Due to its retrospective design, this study has inherent limitations, as we were not able to randomize or blind the administration of in-MDZ and we did not screen for all possible adverse effects. Although we protocolled in detail the delivery of in-MDZ and the administration of other ASDs, we did not systematically obtain serum levels. However, this is offset by the detailed video and EEG analysis. Furthermore, the study results are not generalizable to individuals with first seizure as the analyzed patients suffered from known epilepsy, an analysis for different etiologies was also not possible due to limited numbers.

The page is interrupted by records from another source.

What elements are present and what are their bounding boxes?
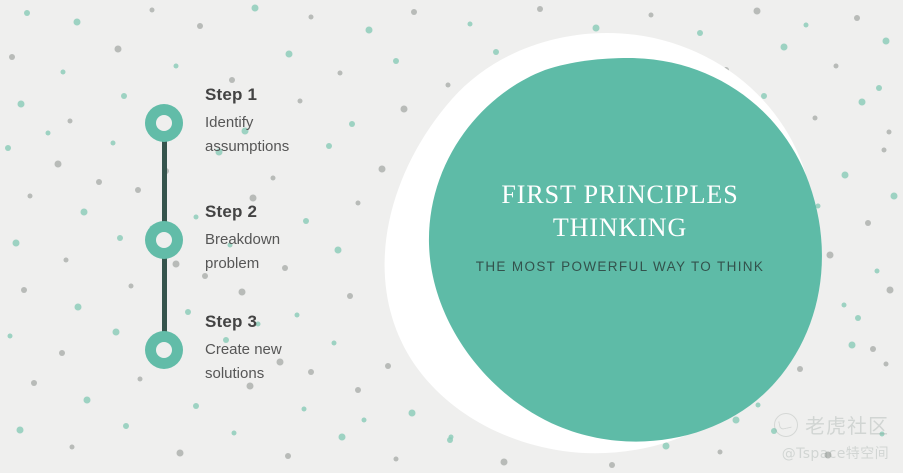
step-description: Create new solutions bbox=[205, 338, 282, 387]
step-title: Step 1 bbox=[205, 85, 289, 105]
step-item-3[interactable]: Step 3 Create new solutions bbox=[205, 312, 282, 387]
hero-title: FIRST PRINCIPLES THINKING bbox=[433, 178, 807, 244]
hero-subtitle: THE MOST POWERFUL WAY TO THINK bbox=[433, 259, 807, 274]
hero-text-block: FIRST PRINCIPLES THINKING THE MOST POWER… bbox=[433, 178, 807, 274]
step-description: Breakdown problem bbox=[205, 228, 280, 277]
step-marker-2[interactable] bbox=[145, 221, 183, 259]
step-description: Identify assumptions bbox=[205, 111, 289, 160]
step-title: Step 2 bbox=[205, 202, 280, 222]
step-item-2[interactable]: Step 2 Breakdown problem bbox=[205, 202, 280, 277]
step-item-1[interactable]: Step 1 Identify assumptions bbox=[205, 85, 289, 160]
step-title: Step 3 bbox=[205, 312, 282, 332]
step-marker-3[interactable] bbox=[145, 331, 183, 369]
slide-canvas: FIRST PRINCIPLES THINKING THE MOST POWER… bbox=[0, 0, 903, 473]
step-marker-1[interactable] bbox=[145, 104, 183, 142]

In search of new delivery routes, Dhir et al. [46] suggested that intrapulmonal midazolam might be even more efficient as the lung is more vascularized than the nasal mucosa and the drug reaches the arterial blood system directly via this approach. Intrapulmonary delivery is currently under investigation in phase II trials [47]. It must be noted that anatomical differences in patients may render intrapulmonal drug delivery more difficult in children or geriatric patients [47], and seizure-related respiratory changes such as hypopnea, insufficient depth of breathing, or secretion may alter the rate of absorption [36]. To date, in-MDZ remains a preferable alternative, allowing for the easy administration of emergency treatment and protection against damaging subsequent seizures.

5 Conclusion

In-MDZ is a reliable and safe anticonvulsive agent in epilepsy patients that can lower the likelihood of seizure occurrence within the upcoming 24 h following its administration. We did not observe any serious TEAEs and there was no need for assisted breathing after treatment with in-MDZ. In-MDZ can be administered very quickly by trained staff within 1–2 min after seizure onset. Better formulation of in-MDZ will help to reduce irritation of the nasal mucosa and thus increase patient comfort and use of this emergency medication.